Going back through their records, Chan’s Malaysia-born head winemaker, Yean Lee, finds that the vineyard has had “six spring frosts since we began in 1998, resulting in a yield loss of 30-80 per cent, and many summers in which the fruits were badly affected by too much rain, with yield loss at 20-90 per cent”.
They now grow cabernet sauvignon, merlot, cabernet franc, marselan, aglianico and chardonnay grapes, and are trying out further varieties from cuttings taken from Yalumba Nursery in Australia at their Shanxi and new Ningxia vineyards.
The challenges that Chinese winemakers face may be daunting, but the sector is improving at pace. “Chinese wines in the fine wine category compare fairly well with those premium and super-premium wines that can be found in other more established countries of origin. But the very best Chinese wines are still not on a par with the finest wines of the Old World or indeed other New World countries,” says Ragg.
“Having said that, a huge amount of progress has been made in a relatively short period of time compared with the evolution traditional regions have undergone in France, Italy and Spain. I’m sanguine that we will see truly world-class wines produced by China in the next 10 to 15 years.”

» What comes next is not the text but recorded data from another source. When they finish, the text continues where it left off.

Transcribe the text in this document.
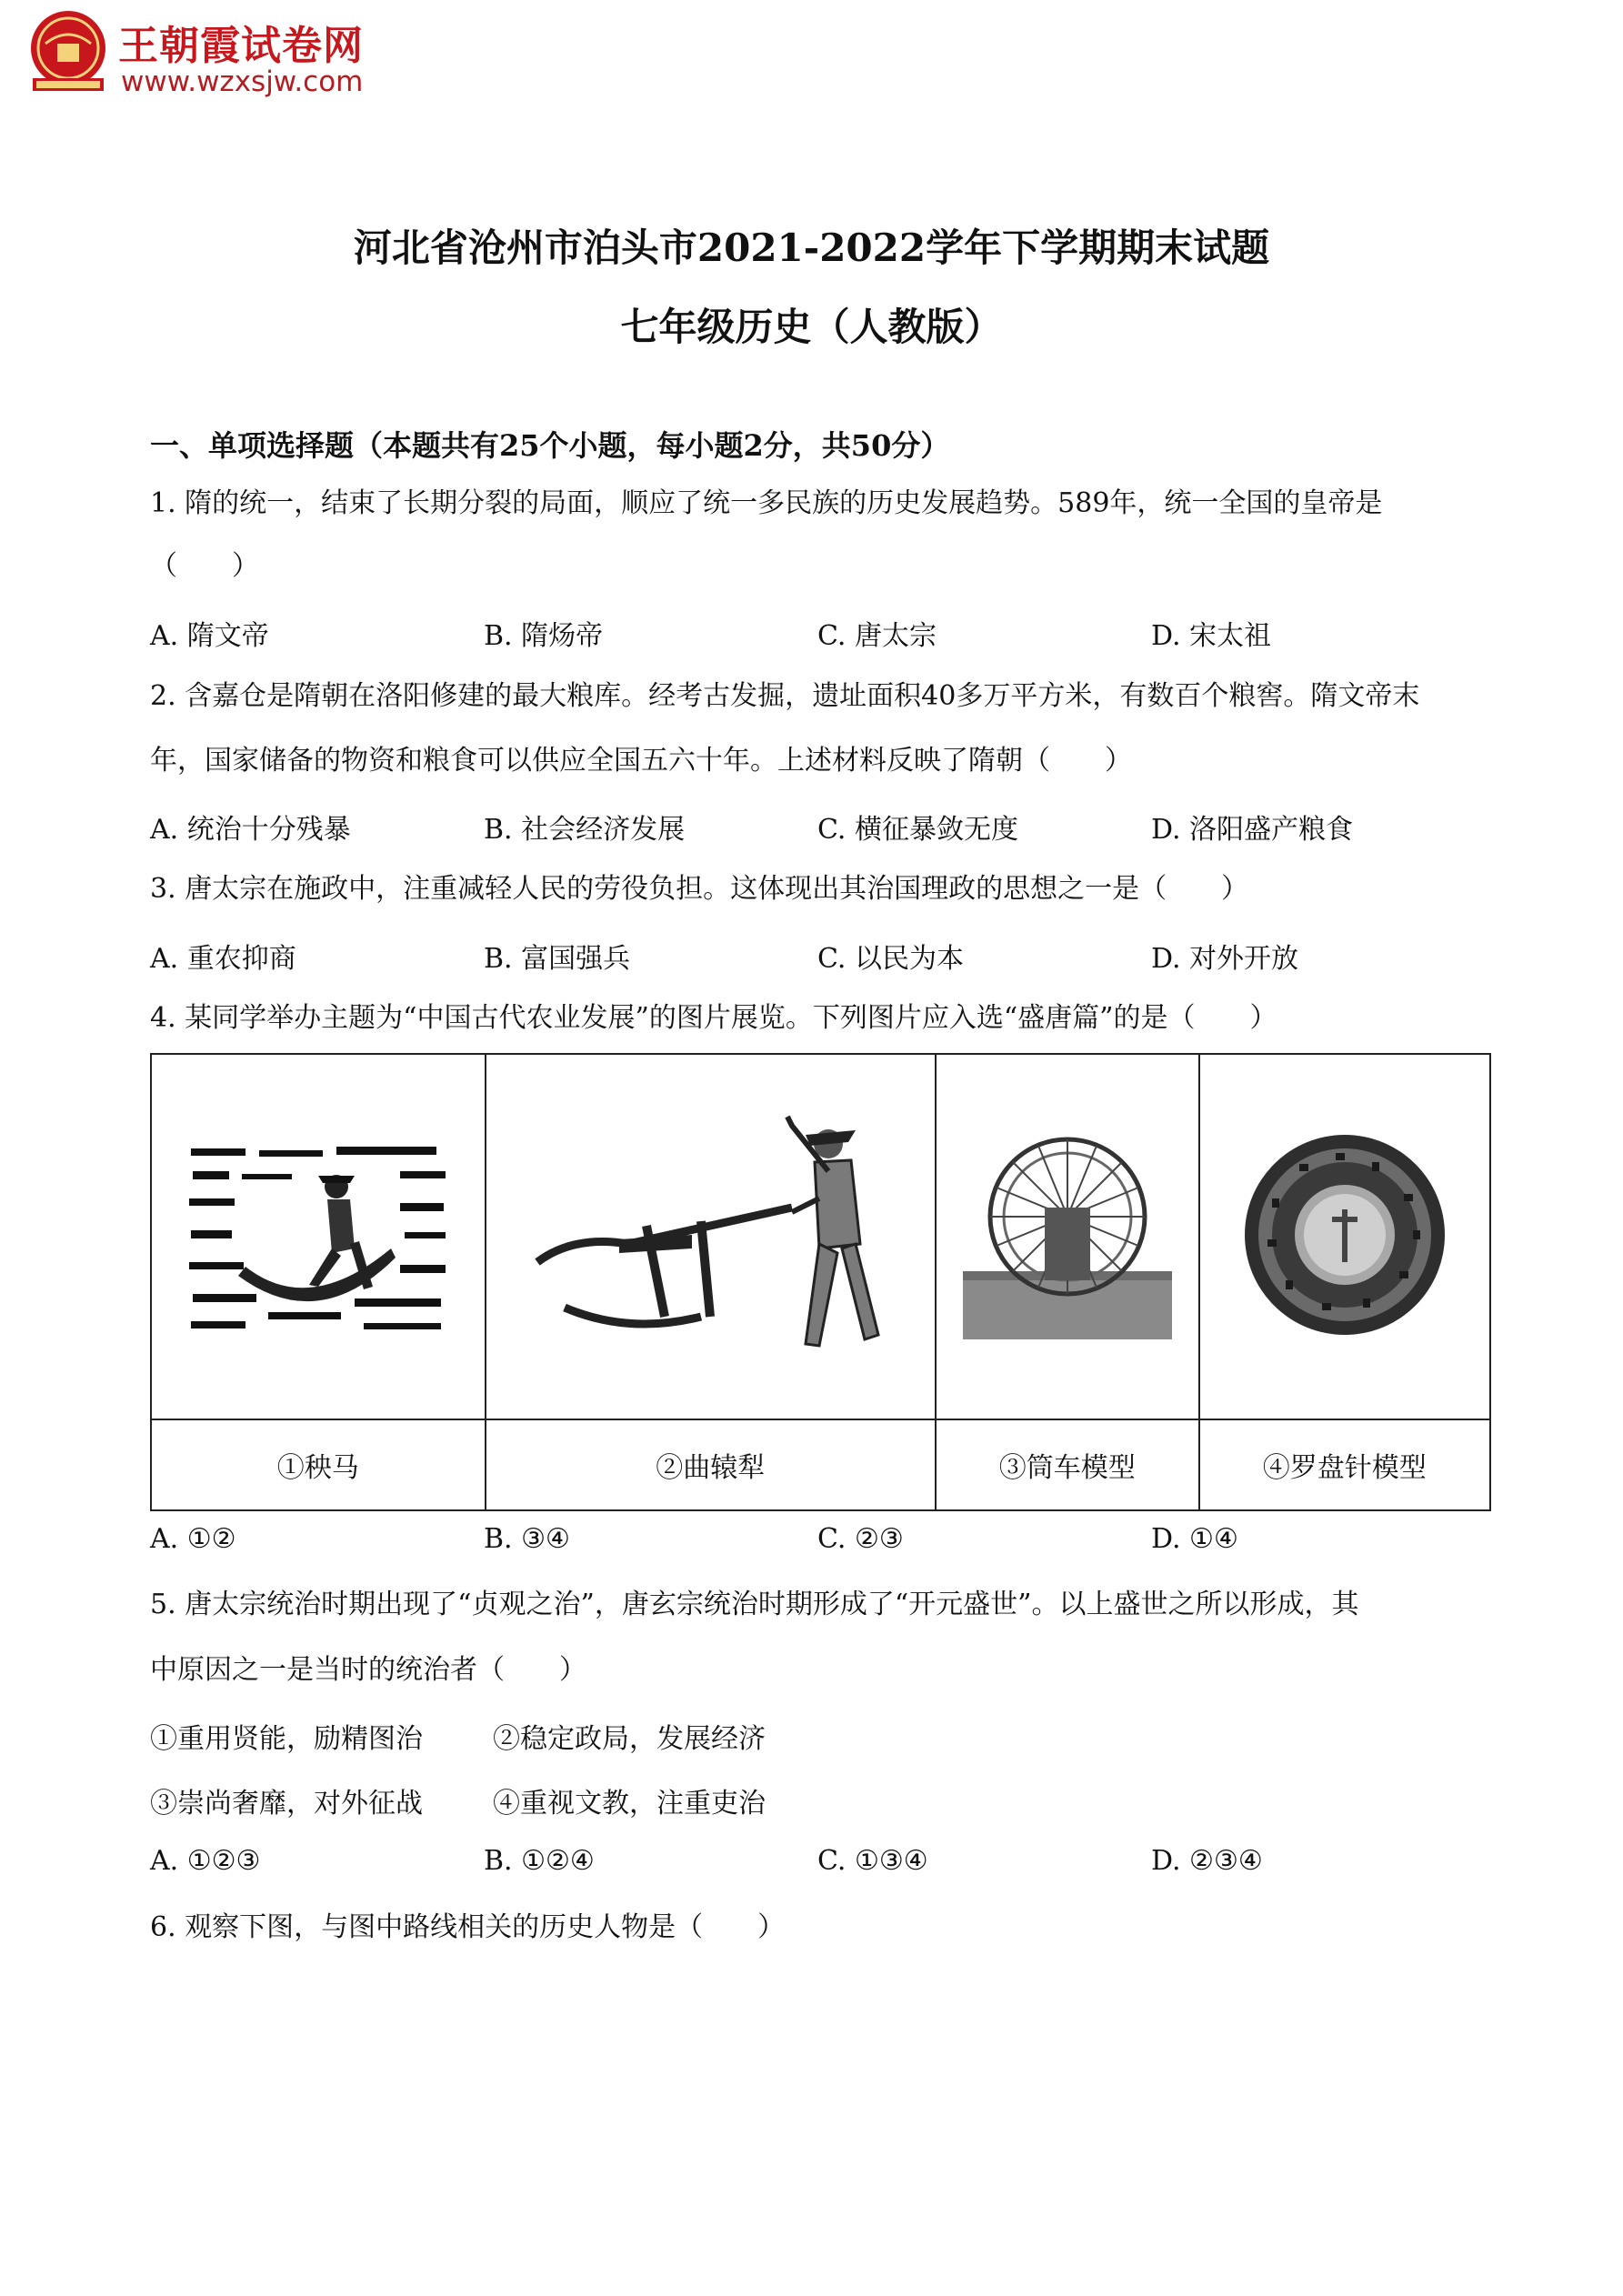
王朝霞试卷网
www.wzxsjw.com
河北省沧州市泊头市2021-2022学年下学期期末试题
七年级历史（人教版）
一、单项选择题（本题共有25个小题，每小题2分，共50分）
1. 隋的统一，结束了长期分裂的局面，顺应了统一多民族的历史发展趋势。589年，统一全国的皇帝是
（　　）
A. 隋文帝	B. 隋炀帝	C. 唐太宗	D. 宋太祖
2. 含嘉仓是隋朝在洛阳修建的最大粮库。经考古发掘，遗址面积40多万平方米，有数百个粮窖。隋文帝末
年，国家储备的物资和粮食可以供应全国五六十年。上述材料反映了隋朝（　　）
A. 统治十分残暴	B. 社会经济发展	C. 横征暴敛无度	D. 洛阳盛产粮食
3. 唐太宗在施政中，注重减轻人民的劳役负担。这体现出其治国理政的思想之一是（　　）
A. 重农抑商	B. 富国强兵	C. 以民为本	D. 对外开放
4. 某同学举办主题为“中国古代农业发展”的图片展览。下列图片应入选“盛唐篇”的是（　　）

①秧马	②曲辕犁	③筒车模型	④罗盘针模型
A. ①②	B. ③④	C. ②③	D. ①④
5. 唐太宗统治时期出现了“贞观之治”，唐玄宗统治时期形成了“开元盛世”。以上盛世之所以形成，其
中原因之一是当时的统治者（　　）
①重用贤能，励精图治	②稳定政局，发展经济
③崇尚奢靡，对外征战	④重视文教，注重吏治
A. ①②③	B. ①②④	C. ①③④	D. ②③④
6. 观察下图，与图中路线相关的历史人物是（　　）
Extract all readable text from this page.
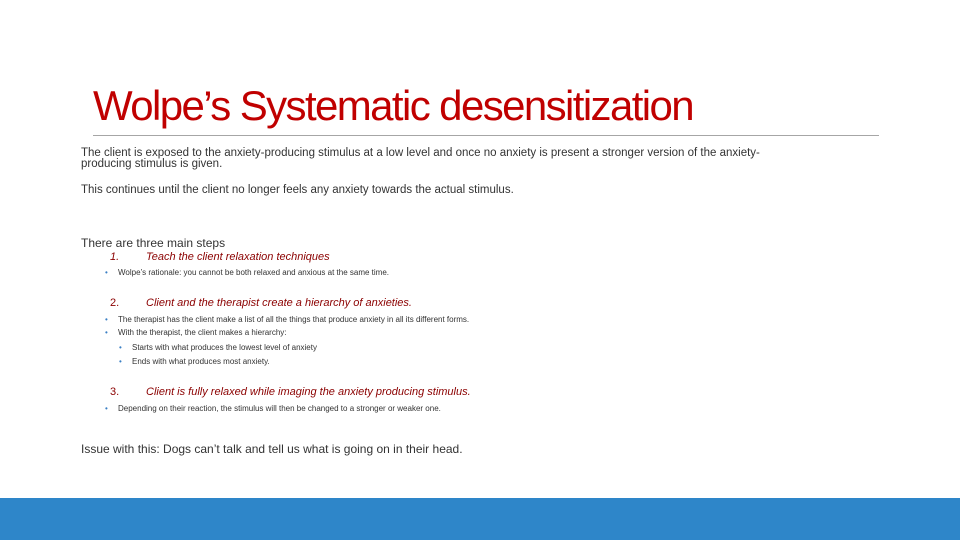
Wolpe’s Systematic desensitization
The client is exposed to the anxiety-producing stimulus at a low level and once no anxiety is present a stronger version of the anxiety-
producing stimulus is given.
This continues until the client no longer feels any anxiety towards the actual stimulus.
There are three main steps
1. Teach the client relaxation techniques
• Wolpe’s rationale: you cannot be both relaxed and anxious at the same time.
2. Client and the therapist create a hierarchy of anxieties.
• The therapist has the client make a list of all the things that produce anxiety in all its different forms.
• With the therapist, the client makes a hierarchy:
• Starts with what produces the lowest level of anxiety
• Ends with what produces most anxiety.
3. Client is fully relaxed while imaging the anxiety producing stimulus.
• Depending on their reaction, the stimulus will then be changed to a stronger or weaker one.
Issue with this: Dogs can’t talk and tell us what is going on in their head.
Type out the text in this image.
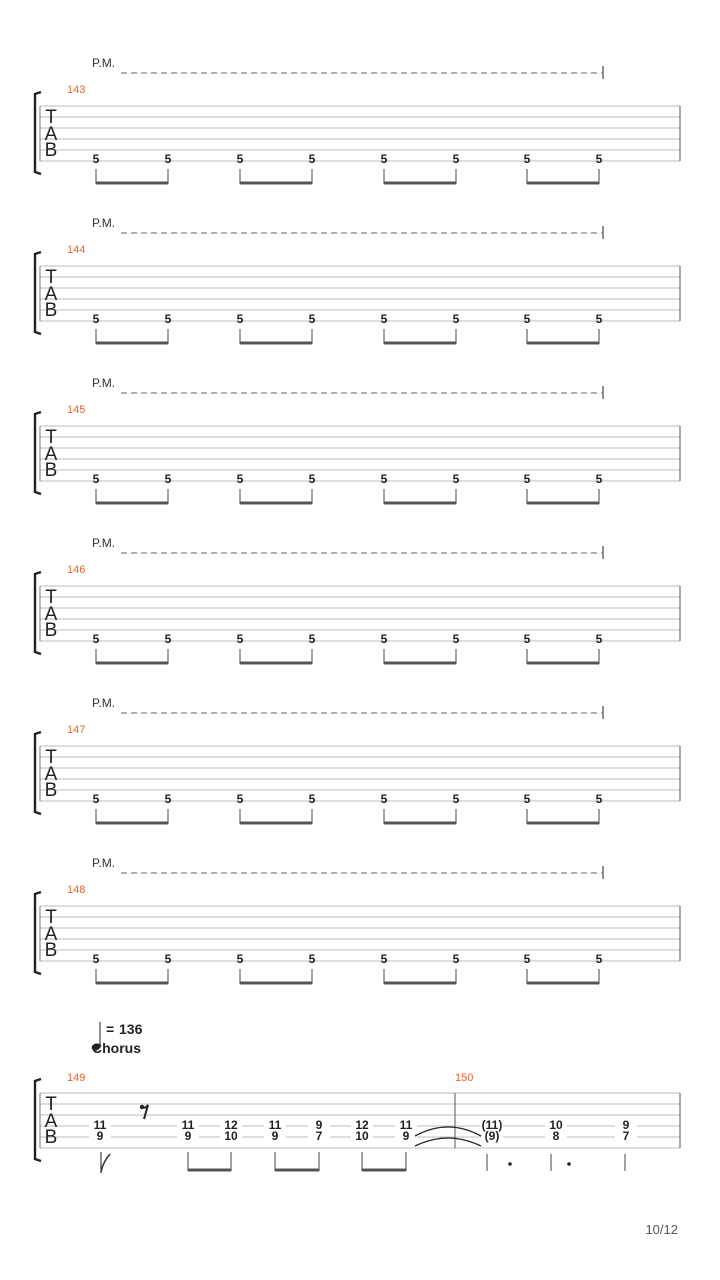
P.M.
143
T
A
B	5	5	5	5	5	5	5	5
P.M.
144
T
A
B	5	5	5	5	5	5	5	5
P.M.
145
T
A
B	5	5	5	5	5	5	5	5
P.M.
146
T
A
B	5	5	5	5	5	5	5	5
P.M.
147
T
A
B	5	5	5	5	5	5	5	5
P.M.
148
T
A
B	5	5	5	5	5	5	5	5
= 136
Chorus
149	150
T
A
B
11
9
11
9
12
10
11
9
9
7
12
10
11
9
(11)
(9)
10
8
9
7
10/12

While we wait for the greats, Salvatore Campione, co-founder of Asia Beverage Media Group, says there is plenty for connoisseurs to enjoy. “Look out for Helan Hong cabernet sauvignon from Hejinzun Winery, for example,” he says. “Hong Kong wine drinkers are mature – they are concerned with taste rather than brand or country. High quality boutique Chinese wines have a place in this market.”